Jill heard her father groan. “Oh, God. Why here?” The paper rustled. “I’d better get down to the tavern. All hell’s going to break loose.”
Her father was right. Within hours, the peaceful island was invaded by police and investigators, a tidal wave of gawkers, and, worst of all, by the media. The peaceful island, whose inhabitants always protected the privacy of others, U.S. senators included, and gave them a haven from the microscope of the world.
The people came, and for the first time the economy of the island flourished long past Labor Day, right through the January inquest. And though no one on the island enjoyed their usual post-tourist sigh that year, all reveled in the extra dollars they fed into their bank accounts.

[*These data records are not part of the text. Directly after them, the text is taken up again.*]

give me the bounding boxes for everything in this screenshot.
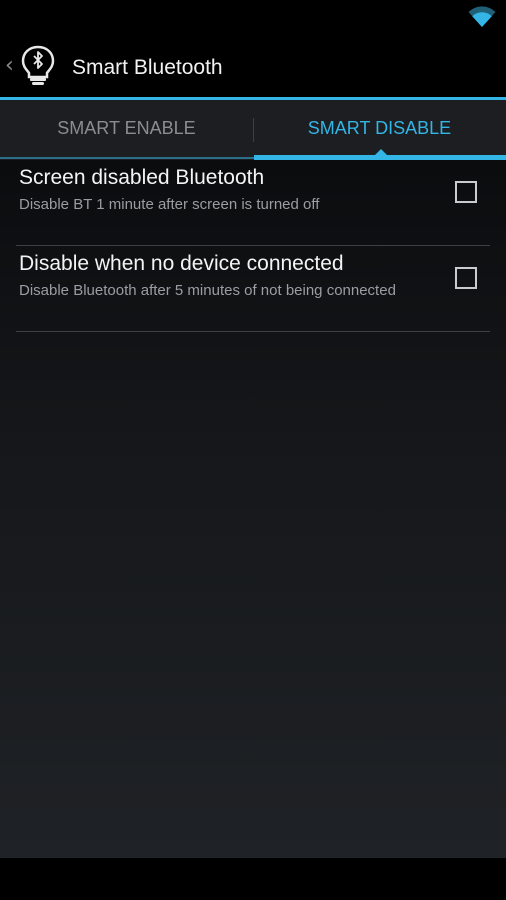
wifi-icon — [468, 6, 496, 27]
preferences-list: Screen disabled Bluetooth Disable BT 1 m… — [0, 160, 506, 858]
chevron-left-icon[interactable]: ‹ — [5, 53, 14, 79]
preference-title: Disable when no device connected — [19, 252, 344, 275]
status-bar — [0, 0, 506, 35]
preference-screen-disabled-bluetooth[interactable]: Screen disabled Bluetooth Disable BT 1 m… — [0, 160, 506, 246]
app-title: Smart Bluetooth — [72, 56, 223, 79]
tab-selected-caret — [374, 149, 388, 156]
bluetooth-lightbulb-icon[interactable] — [20, 45, 56, 87]
action-bar: ‹ Smart Bluetooth — [0, 35, 506, 97]
preference-disable-no-device[interactable]: Disable when no device connected Disable… — [0, 246, 506, 332]
tab-baseline — [0, 157, 254, 159]
screen-disabled-bluetooth-checkbox[interactable] — [455, 181, 477, 203]
preference-title: Screen disabled Bluetooth — [19, 166, 265, 189]
list-divider — [16, 331, 490, 332]
tab-bar: SMART ENABLE SMART DISABLE — [0, 100, 506, 160]
preference-summary: Disable BT 1 minute after screen is turn… — [19, 196, 320, 213]
disable-no-device-checkbox[interactable] — [455, 267, 477, 289]
navigation-bar — [0, 858, 506, 900]
preference-summary: Disable Bluetooth after 5 minutes of not… — [19, 282, 396, 299]
tab-smart-enable[interactable]: SMART ENABLE — [0, 100, 253, 160]
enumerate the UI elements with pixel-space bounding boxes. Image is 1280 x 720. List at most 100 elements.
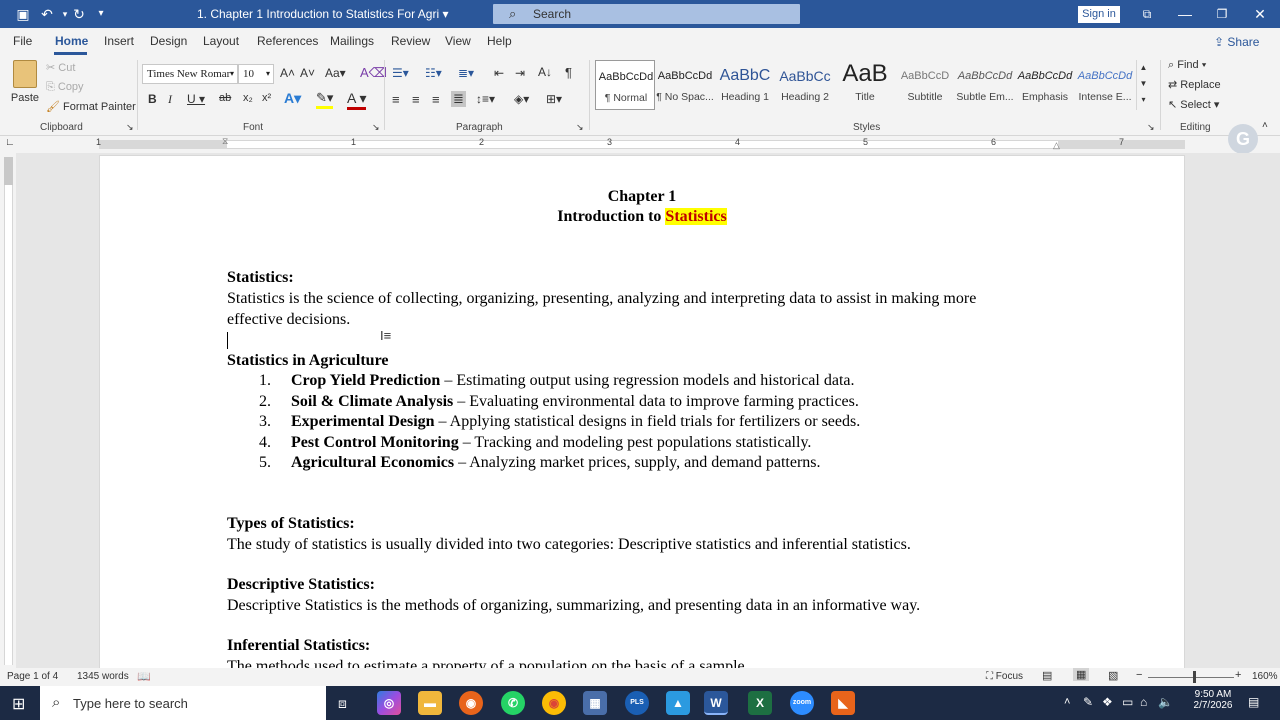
cut-button[interactable]: ✂ Cut bbox=[46, 61, 75, 74]
zoom-slider-thumb[interactable] bbox=[1193, 671, 1196, 683]
zoom-app-icon[interactable]: zoom bbox=[790, 691, 814, 715]
document-title[interactable]: 1. Chapter 1 Introduction to Statistics … bbox=[197, 7, 448, 21]
pls-app-icon[interactable]: PLS bbox=[625, 691, 649, 715]
sublime-app-icon[interactable]: ◣ bbox=[831, 691, 855, 715]
tab-home[interactable]: Home bbox=[55, 34, 88, 48]
notifications-icon[interactable]: ▤ bbox=[1248, 695, 1259, 709]
tab-help[interactable]: Help bbox=[487, 34, 512, 48]
tab-view[interactable]: View bbox=[445, 34, 471, 48]
tab-review[interactable]: Review bbox=[391, 34, 430, 48]
tab-file[interactable]: File bbox=[13, 34, 32, 48]
numbering-icon[interactable]: ☷▾ bbox=[425, 66, 442, 80]
font-size-field[interactable]: 10 ▾ bbox=[238, 64, 274, 84]
replace-button[interactable]: ⇄ Replace bbox=[1168, 78, 1221, 91]
style-subtitle[interactable]: AaBbCcD Subtitle bbox=[895, 60, 955, 110]
print-layout-icon[interactable]: ▦ bbox=[1073, 668, 1090, 681]
sign-in-button[interactable]: Sign in bbox=[1078, 6, 1120, 23]
align-center-icon[interactable]: ≡ bbox=[412, 92, 420, 107]
multilevel-list-icon[interactable]: ≣▾ bbox=[458, 66, 474, 80]
search-box[interactable]: ⌕ Search bbox=[493, 4, 800, 24]
battery-icon[interactable]: ▭ bbox=[1122, 695, 1133, 709]
align-right-icon[interactable]: ≡ bbox=[432, 92, 440, 107]
change-case-icon[interactable]: Aa▾ bbox=[325, 66, 346, 80]
grow-font-icon[interactable]: A˄ bbox=[280, 66, 295, 80]
shrink-font-icon[interactable]: A˅ bbox=[300, 66, 315, 80]
chrome-icon[interactable]: ◉ bbox=[542, 691, 566, 715]
align-left-icon[interactable]: ≡ bbox=[392, 92, 400, 107]
read-mode-icon[interactable]: ▤ bbox=[1042, 669, 1052, 682]
tab-selector-icon[interactable]: ∟ bbox=[5, 137, 15, 148]
page-count[interactable]: Page 1 of 4 bbox=[7, 671, 58, 682]
highlight-icon[interactable]: ✎▾ bbox=[316, 90, 334, 109]
taskbar-search[interactable]: ⌕ Type here to search bbox=[40, 686, 326, 720]
superscript-icon[interactable]: x² bbox=[262, 92, 271, 104]
indent-marker[interactable]: ⧖ bbox=[222, 136, 228, 147]
tab-mailings[interactable]: Mailings bbox=[330, 34, 374, 48]
vertical-ruler[interactable] bbox=[0, 153, 16, 668]
tab-design[interactable]: Design bbox=[150, 34, 187, 48]
style-intense-emphasis[interactable]: AaBbCcDd Intense E... bbox=[1075, 60, 1135, 110]
sort-icon[interactable]: A↓ bbox=[538, 65, 552, 79]
tray-overflow-icon[interactable]: ˄ bbox=[1064, 696, 1070, 708]
bullets-icon[interactable]: ☰▾ bbox=[392, 66, 409, 80]
firefox-icon[interactable]: ◉ bbox=[459, 691, 483, 715]
decrease-indent-icon[interactable]: ⇤ bbox=[494, 66, 504, 80]
grammarly-icon[interactable]: G bbox=[1228, 124, 1258, 154]
font-name-field[interactable]: Times New Romar ▾ bbox=[142, 64, 238, 84]
text-effects-icon[interactable]: A▾ bbox=[284, 90, 301, 107]
windows-start-icon[interactable]: ⊞ bbox=[12, 694, 25, 714]
share-button[interactable]: ⇪ Share bbox=[1214, 32, 1268, 52]
right-indent-marker[interactable]: △ bbox=[1053, 140, 1060, 151]
tab-references[interactable]: References bbox=[257, 34, 318, 48]
tab-insert[interactable]: Insert bbox=[104, 34, 134, 48]
pen-icon[interactable]: ✎ bbox=[1083, 695, 1093, 709]
dropbox-icon[interactable]: ❖ bbox=[1102, 695, 1113, 709]
paste-button[interactable]: Paste bbox=[10, 60, 40, 110]
find-button[interactable]: ⌕ Find ▾ bbox=[1168, 59, 1206, 72]
copy-button[interactable]: ⎘ Copy bbox=[46, 81, 84, 94]
whatsapp-icon[interactable]: ✆ bbox=[501, 691, 525, 715]
undo-icon[interactable]: ↶ bbox=[38, 5, 56, 23]
copilot-icon[interactable]: ◎ bbox=[377, 691, 401, 715]
excel-icon[interactable]: X bbox=[748, 691, 772, 715]
italic-icon[interactable]: I bbox=[168, 92, 172, 107]
task-view-icon[interactable]: ⧈ bbox=[338, 695, 347, 712]
calculator-icon[interactable]: ▦ bbox=[583, 691, 607, 715]
style-no-spacing[interactable]: AaBbCcDd ¶ No Spac... bbox=[655, 60, 715, 110]
photos-icon[interactable]: ▲ bbox=[666, 691, 690, 715]
style-normal[interactable]: AaBbCcDd ¶ Normal bbox=[595, 60, 655, 110]
subscript-icon[interactable]: x₂ bbox=[243, 92, 253, 104]
collapse-ribbon-icon[interactable]: ˄ bbox=[1262, 120, 1268, 131]
underline-icon[interactable]: U ▾ bbox=[187, 92, 205, 106]
proofing-icon[interactable]: 📖 bbox=[137, 670, 151, 683]
clear-formatting-icon[interactable]: A⌫ bbox=[360, 65, 387, 81]
shading-icon[interactable]: ◈▾ bbox=[514, 92, 529, 106]
font-color-icon[interactable]: A ▾ bbox=[347, 90, 367, 110]
close-icon[interactable]: ✕ bbox=[1250, 5, 1270, 23]
save-icon[interactable]: ▣ bbox=[14, 5, 32, 23]
styles-gallery-scroll[interactable]: ▲ ▼ ▾ bbox=[1136, 60, 1150, 110]
strikethrough-icon[interactable]: ab bbox=[219, 92, 231, 104]
customize-quick-access-icon[interactable]: ▾ bbox=[92, 5, 110, 23]
maximize-icon[interactable]: ❐ bbox=[1212, 5, 1232, 23]
style-emphasis[interactable]: AaBbCcDd Emphasis bbox=[1015, 60, 1075, 110]
font-launcher-icon[interactable]: ↘ bbox=[372, 122, 380, 133]
styles-launcher-icon[interactable]: ↘ bbox=[1147, 122, 1155, 133]
style-subtle-emphasis[interactable]: AaBbCcDd Subtle Em... bbox=[955, 60, 1015, 110]
document-workspace[interactable]: Chapter 1 Introduction to Statistics Sta… bbox=[16, 153, 1280, 668]
network-icon[interactable]: ⌂ bbox=[1140, 695, 1147, 709]
clock[interactable]: 9:50 AM 2/7/2026 bbox=[1190, 689, 1236, 711]
clipboard-launcher-icon[interactable]: ↘ bbox=[126, 122, 134, 133]
word-icon[interactable]: W bbox=[704, 691, 728, 715]
style-heading-2[interactable]: AaBbCc Heading 2 bbox=[775, 60, 835, 110]
style-title[interactable]: AaB Title bbox=[835, 60, 895, 110]
ribbon-display-options-icon[interactable]: ⧉ bbox=[1137, 5, 1157, 23]
volume-muted-icon[interactable]: 🔈 bbox=[1158, 695, 1173, 709]
redo-icon[interactable]: ↻ bbox=[70, 5, 88, 23]
format-painter-button[interactable]: 🖌 Format Painter bbox=[46, 100, 136, 113]
minimize-icon[interactable]: — bbox=[1175, 5, 1195, 23]
web-layout-icon[interactable]: ▧ bbox=[1108, 669, 1118, 682]
document-page[interactable]: Chapter 1 Introduction to Statistics Sta… bbox=[99, 155, 1185, 668]
paragraph-launcher-icon[interactable]: ↘ bbox=[576, 122, 584, 133]
select-button[interactable]: ↖ Select ▾ bbox=[1168, 98, 1219, 111]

Florence Randall wanted no part of it. She would not allow the “incident” to be mentioned at the dinner table. She would not allow George to bring home any gossip that the mainlanders shared in the tavern. And, had she known, she would never have allowed Jill to cut school with Rita that cold winter day of the inquest, park her bicycle across from Duke’s County Courthouse, and watch, with stunned fascination, the army of outsiders clustered there.

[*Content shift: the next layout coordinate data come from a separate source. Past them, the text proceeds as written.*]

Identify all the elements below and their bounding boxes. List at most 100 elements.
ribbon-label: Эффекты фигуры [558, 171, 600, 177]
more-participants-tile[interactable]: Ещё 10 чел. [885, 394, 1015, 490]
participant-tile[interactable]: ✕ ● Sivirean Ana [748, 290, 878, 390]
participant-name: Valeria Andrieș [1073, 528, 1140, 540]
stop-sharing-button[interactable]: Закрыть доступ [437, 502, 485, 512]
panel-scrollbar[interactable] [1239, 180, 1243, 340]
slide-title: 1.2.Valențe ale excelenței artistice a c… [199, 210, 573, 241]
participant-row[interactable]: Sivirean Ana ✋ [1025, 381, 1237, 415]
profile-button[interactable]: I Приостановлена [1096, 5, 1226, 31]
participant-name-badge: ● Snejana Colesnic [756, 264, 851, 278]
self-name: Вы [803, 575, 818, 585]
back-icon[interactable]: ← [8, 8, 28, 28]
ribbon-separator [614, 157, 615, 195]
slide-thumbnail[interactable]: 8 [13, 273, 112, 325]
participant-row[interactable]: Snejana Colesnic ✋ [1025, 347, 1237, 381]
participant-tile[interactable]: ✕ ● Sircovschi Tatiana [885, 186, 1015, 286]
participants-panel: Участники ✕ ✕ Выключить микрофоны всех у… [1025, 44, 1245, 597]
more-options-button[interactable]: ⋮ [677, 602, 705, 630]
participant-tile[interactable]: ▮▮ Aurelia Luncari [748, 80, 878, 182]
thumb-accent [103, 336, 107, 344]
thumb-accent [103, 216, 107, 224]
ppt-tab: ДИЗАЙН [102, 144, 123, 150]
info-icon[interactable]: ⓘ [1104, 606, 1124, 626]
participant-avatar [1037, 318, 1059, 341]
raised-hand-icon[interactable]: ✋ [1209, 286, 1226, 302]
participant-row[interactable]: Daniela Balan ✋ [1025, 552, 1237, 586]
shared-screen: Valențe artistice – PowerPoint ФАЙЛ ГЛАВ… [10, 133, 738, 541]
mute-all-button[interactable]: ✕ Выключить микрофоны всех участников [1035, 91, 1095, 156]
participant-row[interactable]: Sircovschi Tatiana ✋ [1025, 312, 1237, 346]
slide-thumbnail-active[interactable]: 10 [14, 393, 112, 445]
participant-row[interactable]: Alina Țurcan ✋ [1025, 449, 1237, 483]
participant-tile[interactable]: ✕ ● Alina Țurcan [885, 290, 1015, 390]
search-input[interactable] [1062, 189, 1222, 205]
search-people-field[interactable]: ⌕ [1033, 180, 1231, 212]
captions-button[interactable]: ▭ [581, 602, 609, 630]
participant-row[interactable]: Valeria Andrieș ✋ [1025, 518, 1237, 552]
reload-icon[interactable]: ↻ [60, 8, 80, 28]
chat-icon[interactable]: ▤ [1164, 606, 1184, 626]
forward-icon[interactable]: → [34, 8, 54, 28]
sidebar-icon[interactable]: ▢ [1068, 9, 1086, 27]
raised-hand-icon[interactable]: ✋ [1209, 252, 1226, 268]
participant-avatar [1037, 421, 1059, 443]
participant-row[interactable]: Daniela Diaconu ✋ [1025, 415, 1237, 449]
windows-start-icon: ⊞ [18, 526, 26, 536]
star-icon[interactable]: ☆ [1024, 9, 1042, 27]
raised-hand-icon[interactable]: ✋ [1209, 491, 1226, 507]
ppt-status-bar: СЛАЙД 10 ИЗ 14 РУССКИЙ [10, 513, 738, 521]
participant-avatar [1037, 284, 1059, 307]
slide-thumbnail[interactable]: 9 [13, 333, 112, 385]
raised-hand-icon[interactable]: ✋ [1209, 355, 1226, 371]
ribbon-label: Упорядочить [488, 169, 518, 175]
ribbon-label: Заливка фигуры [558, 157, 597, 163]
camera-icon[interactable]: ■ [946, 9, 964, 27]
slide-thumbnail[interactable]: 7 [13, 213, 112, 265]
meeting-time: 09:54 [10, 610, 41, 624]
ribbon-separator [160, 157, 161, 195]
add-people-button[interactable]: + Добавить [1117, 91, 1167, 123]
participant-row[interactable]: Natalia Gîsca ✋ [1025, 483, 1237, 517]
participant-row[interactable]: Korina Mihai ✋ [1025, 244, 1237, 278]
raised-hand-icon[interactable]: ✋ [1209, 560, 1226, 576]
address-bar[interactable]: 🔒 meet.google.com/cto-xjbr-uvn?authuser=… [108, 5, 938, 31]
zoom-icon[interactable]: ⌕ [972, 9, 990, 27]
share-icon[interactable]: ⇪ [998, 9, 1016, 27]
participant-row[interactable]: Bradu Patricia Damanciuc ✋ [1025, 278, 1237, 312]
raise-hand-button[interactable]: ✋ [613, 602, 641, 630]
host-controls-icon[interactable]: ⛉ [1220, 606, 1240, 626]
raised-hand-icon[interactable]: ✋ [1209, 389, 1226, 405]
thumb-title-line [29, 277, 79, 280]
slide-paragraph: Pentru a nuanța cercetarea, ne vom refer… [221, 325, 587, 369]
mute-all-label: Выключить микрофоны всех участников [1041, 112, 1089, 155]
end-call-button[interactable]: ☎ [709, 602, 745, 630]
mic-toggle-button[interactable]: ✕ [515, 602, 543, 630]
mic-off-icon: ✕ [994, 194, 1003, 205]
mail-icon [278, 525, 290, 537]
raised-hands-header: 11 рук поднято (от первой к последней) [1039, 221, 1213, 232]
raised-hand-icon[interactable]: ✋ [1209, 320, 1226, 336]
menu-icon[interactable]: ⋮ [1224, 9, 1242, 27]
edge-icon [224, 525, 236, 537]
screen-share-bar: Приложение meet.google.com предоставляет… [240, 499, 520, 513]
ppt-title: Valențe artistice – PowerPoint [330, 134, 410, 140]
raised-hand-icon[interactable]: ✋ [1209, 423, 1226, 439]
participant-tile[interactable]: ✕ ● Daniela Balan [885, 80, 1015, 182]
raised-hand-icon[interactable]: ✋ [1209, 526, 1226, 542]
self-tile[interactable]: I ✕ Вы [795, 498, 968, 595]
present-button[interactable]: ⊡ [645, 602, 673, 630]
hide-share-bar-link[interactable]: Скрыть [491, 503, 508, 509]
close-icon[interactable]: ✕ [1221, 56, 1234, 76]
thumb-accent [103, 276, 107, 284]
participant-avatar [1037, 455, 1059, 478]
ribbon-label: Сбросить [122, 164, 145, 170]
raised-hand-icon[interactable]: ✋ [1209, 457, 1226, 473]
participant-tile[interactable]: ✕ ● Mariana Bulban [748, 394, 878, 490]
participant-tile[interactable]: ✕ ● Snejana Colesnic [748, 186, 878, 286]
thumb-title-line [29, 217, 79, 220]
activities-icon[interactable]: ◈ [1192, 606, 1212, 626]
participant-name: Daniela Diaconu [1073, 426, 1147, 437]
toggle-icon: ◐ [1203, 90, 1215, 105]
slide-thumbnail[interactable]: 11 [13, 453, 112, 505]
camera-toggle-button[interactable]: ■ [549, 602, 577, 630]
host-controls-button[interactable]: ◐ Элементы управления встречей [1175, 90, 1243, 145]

Rita was enthralled with the men. But Jill was distracted by something else: the women who had come in from Washington to testify. They were miniskirted and teased-haired, and they smiled with somber graciousness when faced with the cameras. And then there were the female reporters. Even they held a sophistication Jill had only witnessed among the wealthy summer tourists. But these were not tourists. They were working women with careers, with a place in this life and a sense of themselves that they could call their own, free from the confines of island life or the watchful eyes of hovering mothers.